I first met Dr. Goodall back in November of 2008. She has been involved with the U.S. Wolf Refuge ever since. She is a world renown primatologist. But her life's work has now gone well beyond just saving endangered primates. Her mission today is to make the world a better place for all animals, humans and their environments.
My fight for wolves has been dramatically overshadowed by her fight for all the many environmental and social injustices that exist all over the world. Her involvement in the wolf controversy has been invaluable. She is well aware of the travesties being lodged against wolves all across the world and has spoken out against them many times. The injustices against wolves in the U.S. is worse than anywhere. This frustrates us both because of our inability to do much about it except to keep fighting. Our mutual mission is to get our government officials to recognize the verifiable science and to ignore the political pressures from wealthy and powerful special interests. If we could get our legislators to do this many of our problems would not exist.
Jane is 82 years old and has been a strong animal activist all her life. She started the Jane Goodall Institute (janegoodall.org). She now travels the world spreading her message to everyone from refugee camps in the middle east to leaders of the world's most powerful nations. She has been in over 200 countries. She travels over 300 days out of every year. She never gets to stay in any one place for more than a couple of weeks. She was bestowed the title of "The United Nations World Ambassador of Peace." She was given the "Citizen of the World" award. One of her close friends was Nelson Mandela. Since meeting her and getting to know her I compare her to people like Mother Teresa and Mahatma Gandhi.

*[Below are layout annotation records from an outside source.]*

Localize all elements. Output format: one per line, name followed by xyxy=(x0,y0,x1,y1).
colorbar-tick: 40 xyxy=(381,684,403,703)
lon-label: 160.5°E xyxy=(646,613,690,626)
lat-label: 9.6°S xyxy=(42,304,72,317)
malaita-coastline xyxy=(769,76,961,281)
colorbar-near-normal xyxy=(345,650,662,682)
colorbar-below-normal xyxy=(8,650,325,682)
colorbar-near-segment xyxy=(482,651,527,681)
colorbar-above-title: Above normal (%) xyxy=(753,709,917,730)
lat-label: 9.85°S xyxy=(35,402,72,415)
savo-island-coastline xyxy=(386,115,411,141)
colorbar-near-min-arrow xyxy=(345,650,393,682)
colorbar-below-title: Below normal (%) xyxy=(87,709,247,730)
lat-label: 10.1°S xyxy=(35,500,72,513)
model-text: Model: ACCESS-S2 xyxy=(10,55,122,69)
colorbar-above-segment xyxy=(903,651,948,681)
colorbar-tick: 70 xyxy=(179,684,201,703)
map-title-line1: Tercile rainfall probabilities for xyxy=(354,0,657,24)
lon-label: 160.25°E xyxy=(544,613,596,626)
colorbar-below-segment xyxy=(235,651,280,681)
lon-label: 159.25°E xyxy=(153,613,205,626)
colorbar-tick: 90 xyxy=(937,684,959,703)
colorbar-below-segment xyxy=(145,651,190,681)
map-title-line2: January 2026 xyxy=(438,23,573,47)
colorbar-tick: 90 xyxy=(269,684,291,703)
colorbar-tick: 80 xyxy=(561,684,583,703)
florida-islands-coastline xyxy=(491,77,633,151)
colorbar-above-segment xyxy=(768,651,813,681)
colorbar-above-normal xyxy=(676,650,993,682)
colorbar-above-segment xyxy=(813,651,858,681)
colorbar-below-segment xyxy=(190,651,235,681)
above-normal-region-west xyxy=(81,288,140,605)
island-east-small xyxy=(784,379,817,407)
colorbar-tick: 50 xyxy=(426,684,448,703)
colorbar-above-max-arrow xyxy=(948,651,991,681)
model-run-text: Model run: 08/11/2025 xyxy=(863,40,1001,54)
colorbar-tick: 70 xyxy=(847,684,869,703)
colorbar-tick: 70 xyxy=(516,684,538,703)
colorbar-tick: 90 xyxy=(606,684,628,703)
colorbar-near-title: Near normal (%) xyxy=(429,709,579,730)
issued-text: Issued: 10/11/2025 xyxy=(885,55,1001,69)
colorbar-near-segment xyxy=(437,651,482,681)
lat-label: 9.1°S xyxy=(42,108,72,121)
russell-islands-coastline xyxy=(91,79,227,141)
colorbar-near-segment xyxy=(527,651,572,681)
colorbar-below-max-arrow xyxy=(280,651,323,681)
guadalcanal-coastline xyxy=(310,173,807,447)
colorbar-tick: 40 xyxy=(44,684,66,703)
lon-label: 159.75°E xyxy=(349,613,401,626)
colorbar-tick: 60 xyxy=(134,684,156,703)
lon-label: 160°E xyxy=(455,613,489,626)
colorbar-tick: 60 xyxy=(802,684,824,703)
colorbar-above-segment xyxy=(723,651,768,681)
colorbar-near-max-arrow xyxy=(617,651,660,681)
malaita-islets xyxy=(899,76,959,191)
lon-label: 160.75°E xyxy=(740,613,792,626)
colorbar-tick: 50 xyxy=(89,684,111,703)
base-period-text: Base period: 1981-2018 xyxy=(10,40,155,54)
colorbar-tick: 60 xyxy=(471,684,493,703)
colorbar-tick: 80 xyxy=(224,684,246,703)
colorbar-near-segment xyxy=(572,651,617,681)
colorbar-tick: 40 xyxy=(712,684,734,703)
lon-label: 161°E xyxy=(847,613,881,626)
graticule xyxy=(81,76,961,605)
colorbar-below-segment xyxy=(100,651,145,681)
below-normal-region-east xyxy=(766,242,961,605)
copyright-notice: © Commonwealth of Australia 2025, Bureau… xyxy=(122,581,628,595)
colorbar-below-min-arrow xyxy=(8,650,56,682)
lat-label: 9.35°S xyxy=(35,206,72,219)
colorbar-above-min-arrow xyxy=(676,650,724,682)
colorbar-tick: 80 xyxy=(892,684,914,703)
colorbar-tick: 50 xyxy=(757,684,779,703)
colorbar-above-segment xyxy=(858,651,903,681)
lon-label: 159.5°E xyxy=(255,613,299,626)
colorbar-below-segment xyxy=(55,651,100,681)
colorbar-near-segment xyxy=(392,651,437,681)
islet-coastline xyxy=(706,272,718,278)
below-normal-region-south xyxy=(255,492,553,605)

It is unreal for me to even be a part of her life but to be her friend is surreal. In the years that we have known each other Jane has been a true motivational force for me. The powerful forces that are opposed to correcting many of today's environmental/ecological problems often cause me to become disillusioned and frustrated. I often turn to Jane for the reassurance and inspiration to carry on. Our mutual mantra is "Don't Quit."

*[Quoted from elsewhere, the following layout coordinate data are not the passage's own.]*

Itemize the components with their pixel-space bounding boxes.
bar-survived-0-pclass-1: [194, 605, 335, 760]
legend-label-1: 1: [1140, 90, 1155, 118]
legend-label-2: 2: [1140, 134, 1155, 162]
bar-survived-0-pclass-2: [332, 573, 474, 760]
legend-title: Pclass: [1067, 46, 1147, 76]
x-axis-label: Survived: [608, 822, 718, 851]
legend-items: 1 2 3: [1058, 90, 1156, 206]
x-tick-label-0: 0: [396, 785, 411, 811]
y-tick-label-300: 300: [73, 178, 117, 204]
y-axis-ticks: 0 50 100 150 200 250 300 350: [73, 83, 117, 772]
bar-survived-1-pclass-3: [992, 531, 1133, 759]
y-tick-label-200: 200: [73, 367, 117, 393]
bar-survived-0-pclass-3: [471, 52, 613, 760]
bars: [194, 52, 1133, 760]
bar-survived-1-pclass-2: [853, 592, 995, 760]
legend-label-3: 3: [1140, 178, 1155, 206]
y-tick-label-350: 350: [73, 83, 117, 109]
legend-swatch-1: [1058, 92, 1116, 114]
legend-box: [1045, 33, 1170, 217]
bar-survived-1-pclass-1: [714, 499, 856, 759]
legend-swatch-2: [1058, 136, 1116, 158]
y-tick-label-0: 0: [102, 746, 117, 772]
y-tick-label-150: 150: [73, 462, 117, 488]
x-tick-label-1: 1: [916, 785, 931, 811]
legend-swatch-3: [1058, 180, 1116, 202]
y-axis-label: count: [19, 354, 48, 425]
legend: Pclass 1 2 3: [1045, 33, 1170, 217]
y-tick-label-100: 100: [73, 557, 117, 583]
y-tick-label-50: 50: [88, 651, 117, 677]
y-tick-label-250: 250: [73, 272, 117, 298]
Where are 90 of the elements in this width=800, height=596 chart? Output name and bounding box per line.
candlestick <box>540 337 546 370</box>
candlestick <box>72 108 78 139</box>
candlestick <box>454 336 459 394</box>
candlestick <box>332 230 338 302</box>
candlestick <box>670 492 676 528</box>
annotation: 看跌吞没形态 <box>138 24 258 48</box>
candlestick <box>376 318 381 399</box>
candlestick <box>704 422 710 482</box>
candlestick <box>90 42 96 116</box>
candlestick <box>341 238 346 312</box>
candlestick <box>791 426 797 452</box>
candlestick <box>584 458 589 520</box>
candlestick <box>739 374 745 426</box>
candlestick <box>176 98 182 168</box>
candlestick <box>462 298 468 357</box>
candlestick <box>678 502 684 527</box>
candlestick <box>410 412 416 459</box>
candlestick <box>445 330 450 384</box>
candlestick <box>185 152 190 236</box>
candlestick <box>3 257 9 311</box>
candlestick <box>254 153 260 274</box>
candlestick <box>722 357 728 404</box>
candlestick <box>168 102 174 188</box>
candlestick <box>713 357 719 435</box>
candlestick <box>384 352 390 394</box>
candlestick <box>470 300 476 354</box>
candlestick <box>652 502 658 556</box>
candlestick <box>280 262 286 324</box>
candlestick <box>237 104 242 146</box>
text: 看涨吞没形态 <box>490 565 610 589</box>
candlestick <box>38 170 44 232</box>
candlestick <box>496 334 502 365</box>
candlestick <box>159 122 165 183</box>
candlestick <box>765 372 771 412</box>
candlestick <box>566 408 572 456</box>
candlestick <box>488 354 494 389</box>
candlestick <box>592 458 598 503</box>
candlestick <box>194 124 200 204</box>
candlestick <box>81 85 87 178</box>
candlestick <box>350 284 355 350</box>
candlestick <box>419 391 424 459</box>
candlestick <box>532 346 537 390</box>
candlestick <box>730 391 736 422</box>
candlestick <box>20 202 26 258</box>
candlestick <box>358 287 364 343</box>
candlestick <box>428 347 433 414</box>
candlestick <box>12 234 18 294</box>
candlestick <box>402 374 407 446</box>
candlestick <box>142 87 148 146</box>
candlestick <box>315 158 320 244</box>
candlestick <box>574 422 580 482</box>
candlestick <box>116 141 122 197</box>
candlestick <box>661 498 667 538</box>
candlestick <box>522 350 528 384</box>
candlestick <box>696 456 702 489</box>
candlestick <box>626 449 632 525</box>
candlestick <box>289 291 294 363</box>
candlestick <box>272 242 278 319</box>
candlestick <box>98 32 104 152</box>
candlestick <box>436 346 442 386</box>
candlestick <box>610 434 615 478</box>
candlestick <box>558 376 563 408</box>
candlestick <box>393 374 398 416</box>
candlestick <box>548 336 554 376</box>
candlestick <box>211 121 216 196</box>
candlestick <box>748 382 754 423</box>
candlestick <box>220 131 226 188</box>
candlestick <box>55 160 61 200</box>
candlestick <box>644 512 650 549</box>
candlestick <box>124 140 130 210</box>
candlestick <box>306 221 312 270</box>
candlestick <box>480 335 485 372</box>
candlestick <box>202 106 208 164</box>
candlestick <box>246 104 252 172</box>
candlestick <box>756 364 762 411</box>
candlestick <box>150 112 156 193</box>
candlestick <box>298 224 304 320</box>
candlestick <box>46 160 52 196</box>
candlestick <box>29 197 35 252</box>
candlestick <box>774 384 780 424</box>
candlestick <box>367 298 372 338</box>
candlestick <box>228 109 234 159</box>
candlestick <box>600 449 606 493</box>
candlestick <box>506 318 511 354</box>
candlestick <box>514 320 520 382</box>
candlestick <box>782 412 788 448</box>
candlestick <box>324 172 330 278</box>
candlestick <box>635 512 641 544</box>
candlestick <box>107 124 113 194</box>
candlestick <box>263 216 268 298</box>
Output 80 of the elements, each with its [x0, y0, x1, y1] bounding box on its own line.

Much of Dr. Goodall's work involves an organization that is part of the Jane Goodall Institute (janegoodall.org) called Roots & Shoots (rootsandshoots.org). This is a global youth-led community action program comprised of thousands of young people in over 130 countries with over 150,000 members. For those who feel that today's youth is lacking in many areas, get involved with Roots & Shoots. It will show you that they are a wondrous group and they deserve all our efforts to give them a world better than the one of today. Merlin - Jane's grandson - has spent several weeks here at the U.S. Wolf Refuge doing tedious and arduous volunteer work. He lives in Tanzania, Africa and is truly a remarkable young man. He graduated high school at the top of his class, is a world-class soccer player and is quite worldly. His sister Angel has volunteered at another CA wildlife facility.

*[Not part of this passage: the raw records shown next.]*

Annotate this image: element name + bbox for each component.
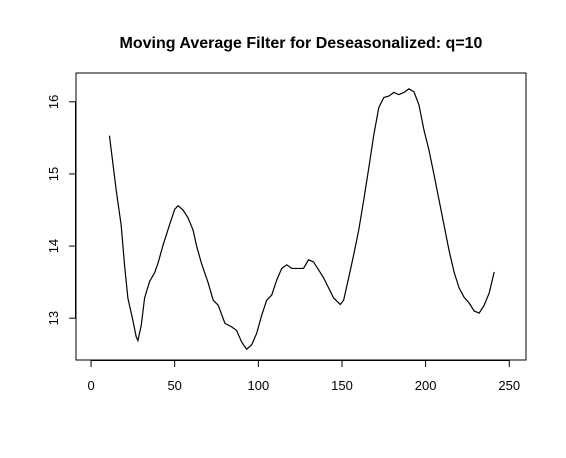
y-tick-label: 15 — [46, 167, 61, 181]
plot-box — [75, 72, 527, 361]
y-tick-label: 13 — [46, 311, 61, 325]
x-tick-label: 250 — [498, 378, 520, 393]
chart-title: Moving Average Filter for Deseasonalized… — [120, 35, 483, 52]
x-tick-label: 200 — [415, 378, 437, 393]
y-tick-label: 14 — [46, 239, 61, 253]
x-tick-label: 100 — [247, 378, 269, 393]
x-tick-label: 150 — [331, 378, 353, 393]
x-tick-label: 0 — [87, 378, 94, 393]
y-tick-label: 16 — [46, 95, 61, 109]
x-tick-label: 50 — [167, 378, 181, 393]
data-line — [108, 88, 495, 351]
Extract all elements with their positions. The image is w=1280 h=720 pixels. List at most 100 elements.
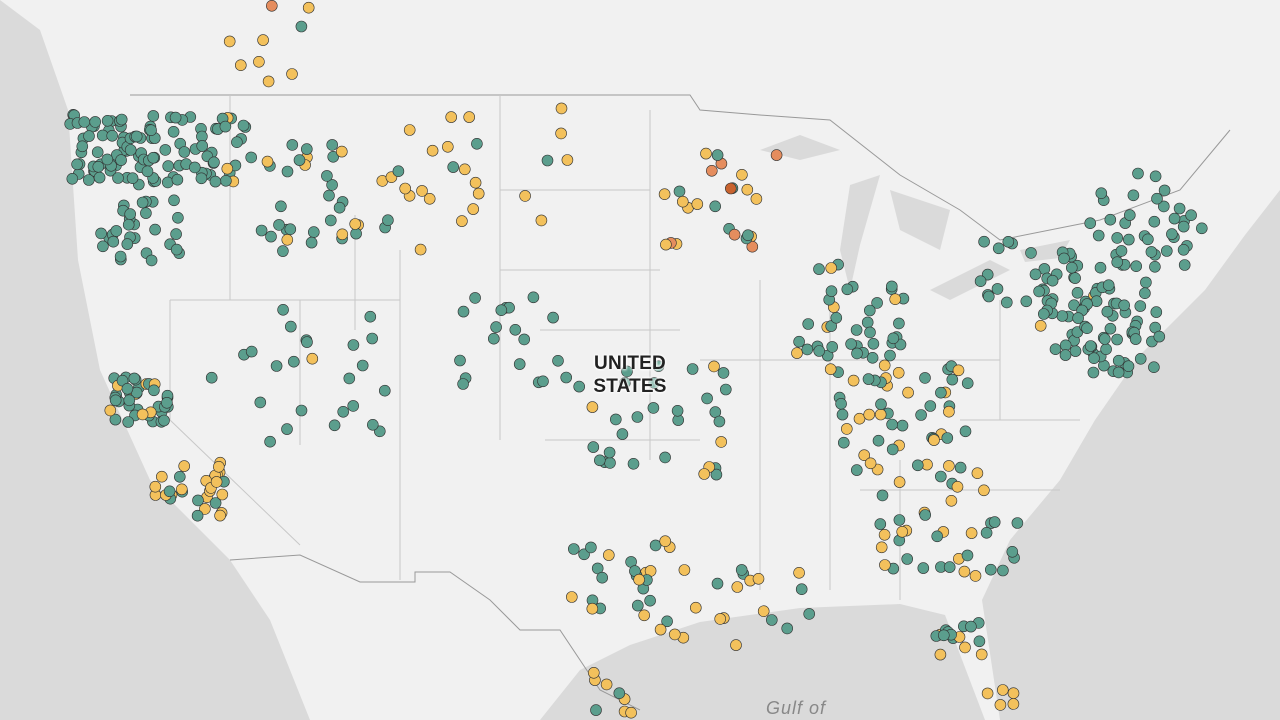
location-marker[interactable] bbox=[1070, 346, 1081, 357]
location-marker[interactable] bbox=[382, 215, 393, 226]
location-marker[interactable] bbox=[953, 365, 964, 376]
location-marker[interactable] bbox=[960, 426, 971, 437]
location-marker[interactable] bbox=[1196, 223, 1207, 234]
location-marker[interactable] bbox=[1179, 260, 1190, 271]
location-marker[interactable] bbox=[301, 144, 312, 155]
location-marker[interactable] bbox=[1082, 323, 1093, 334]
location-marker[interactable] bbox=[852, 348, 863, 359]
location-marker[interactable] bbox=[966, 528, 977, 539]
location-marker[interactable] bbox=[162, 177, 173, 188]
location-marker[interactable] bbox=[1096, 188, 1107, 199]
location-marker[interactable] bbox=[287, 139, 298, 150]
location-marker[interactable] bbox=[714, 416, 725, 427]
location-marker[interactable] bbox=[296, 405, 307, 416]
location-marker[interactable] bbox=[935, 471, 946, 482]
location-marker[interactable] bbox=[172, 174, 183, 185]
location-marker[interactable] bbox=[285, 321, 296, 332]
location-marker[interactable] bbox=[1128, 190, 1139, 201]
location-marker[interactable] bbox=[473, 188, 484, 199]
location-marker[interactable] bbox=[771, 150, 782, 161]
location-marker[interactable] bbox=[614, 688, 625, 699]
location-marker[interactable] bbox=[1146, 246, 1157, 257]
location-marker[interactable] bbox=[1001, 297, 1012, 308]
location-marker[interactable] bbox=[125, 209, 136, 220]
location-marker[interactable] bbox=[96, 228, 107, 239]
location-marker[interactable] bbox=[536, 215, 547, 226]
location-marker[interactable] bbox=[699, 469, 710, 480]
location-marker[interactable] bbox=[235, 60, 246, 71]
location-marker[interactable] bbox=[978, 485, 989, 496]
location-marker[interactable] bbox=[736, 564, 747, 575]
location-marker[interactable] bbox=[894, 515, 905, 526]
location-marker[interactable] bbox=[146, 255, 157, 266]
location-marker[interactable] bbox=[464, 112, 475, 123]
location-marker[interactable] bbox=[113, 173, 124, 184]
location-marker[interactable] bbox=[84, 131, 95, 142]
location-marker[interactable] bbox=[107, 130, 118, 141]
location-marker[interactable] bbox=[350, 219, 361, 230]
location-marker[interactable] bbox=[329, 420, 340, 431]
location-marker[interactable] bbox=[729, 229, 740, 240]
location-marker[interactable] bbox=[925, 401, 936, 412]
location-marker[interactable] bbox=[1070, 273, 1081, 284]
location-marker[interactable] bbox=[603, 550, 614, 561]
location-marker[interactable] bbox=[1072, 287, 1083, 298]
location-marker[interactable] bbox=[246, 346, 257, 357]
location-marker[interactable] bbox=[862, 317, 873, 328]
location-marker[interactable] bbox=[672, 405, 683, 416]
location-marker[interactable] bbox=[562, 155, 573, 166]
location-marker[interactable] bbox=[116, 155, 127, 166]
location-marker[interactable] bbox=[985, 564, 996, 575]
location-marker[interactable] bbox=[116, 114, 127, 125]
location-marker[interactable] bbox=[137, 409, 148, 420]
location-marker[interactable] bbox=[348, 340, 359, 351]
location-marker[interactable] bbox=[660, 536, 671, 547]
location-marker[interactable] bbox=[588, 442, 599, 453]
location-marker[interactable] bbox=[367, 419, 378, 430]
location-marker[interactable] bbox=[1030, 269, 1041, 280]
location-marker[interactable] bbox=[1012, 518, 1023, 529]
location-marker[interactable] bbox=[97, 241, 108, 252]
location-marker[interactable] bbox=[1088, 367, 1099, 378]
location-marker[interactable] bbox=[903, 387, 914, 398]
location-marker[interactable] bbox=[712, 150, 723, 161]
location-marker[interactable] bbox=[1008, 688, 1019, 699]
location-marker[interactable] bbox=[514, 359, 525, 370]
location-marker[interactable] bbox=[943, 460, 954, 471]
location-marker[interactable] bbox=[255, 397, 266, 408]
location-marker[interactable] bbox=[94, 172, 105, 183]
location-marker[interactable] bbox=[1148, 362, 1159, 373]
location-marker[interactable] bbox=[1103, 280, 1114, 291]
location-marker[interactable] bbox=[93, 161, 104, 172]
location-marker[interactable] bbox=[632, 600, 643, 611]
location-marker[interactable] bbox=[1151, 307, 1162, 318]
location-marker[interactable] bbox=[1130, 334, 1141, 345]
location-marker[interactable] bbox=[1150, 171, 1161, 182]
location-marker[interactable] bbox=[446, 112, 457, 123]
location-marker[interactable] bbox=[1038, 309, 1049, 320]
location-marker[interactable] bbox=[792, 348, 803, 359]
location-marker[interactable] bbox=[148, 385, 159, 396]
location-marker[interactable] bbox=[285, 224, 296, 235]
location-marker[interactable] bbox=[826, 263, 837, 274]
location-marker[interactable] bbox=[1186, 210, 1197, 221]
location-marker[interactable] bbox=[150, 481, 161, 492]
location-marker[interactable] bbox=[851, 325, 862, 336]
location-marker[interactable] bbox=[1099, 334, 1110, 345]
location-marker[interactable] bbox=[959, 566, 970, 577]
location-marker[interactable] bbox=[879, 529, 890, 540]
location-marker[interactable] bbox=[893, 367, 904, 378]
location-marker[interactable] bbox=[660, 239, 671, 250]
location-marker[interactable] bbox=[137, 197, 148, 208]
location-marker[interactable] bbox=[220, 175, 231, 186]
location-marker[interactable] bbox=[296, 21, 307, 32]
location-marker[interactable] bbox=[1112, 334, 1123, 345]
location-marker[interactable] bbox=[196, 173, 207, 184]
location-marker[interactable] bbox=[979, 236, 990, 247]
location-marker[interactable] bbox=[1149, 261, 1160, 272]
location-marker[interactable] bbox=[265, 436, 276, 447]
location-marker[interactable] bbox=[1135, 353, 1146, 364]
location-marker[interactable] bbox=[334, 202, 345, 213]
location-marker[interactable] bbox=[814, 346, 825, 357]
location-marker[interactable] bbox=[1035, 320, 1046, 331]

I was blessed when I first met her and her close assistant Mary Lewis. I consider them both to be dear friends and I think they feel the same about me. These are two of the most wonderful people on this planet. We met in San Francisco and together we attended an event at the Oakland Zoo where Jane was the featured speaker. We felt a special connection immediately which has galvanized us together in our fight against many of today's many environmental, ecological and social problems. For me sharing the successes and failures of this fight has brought us even closer together.
Dr. Goodall will be at the Wildlife Conservation Network Expo in San Francisco this year. This will be held on October 14, 2017 at the Mission Bay Conference Center San Francisco, CA. The U.S. Wolf Refuge has attended this event for at least 7 years.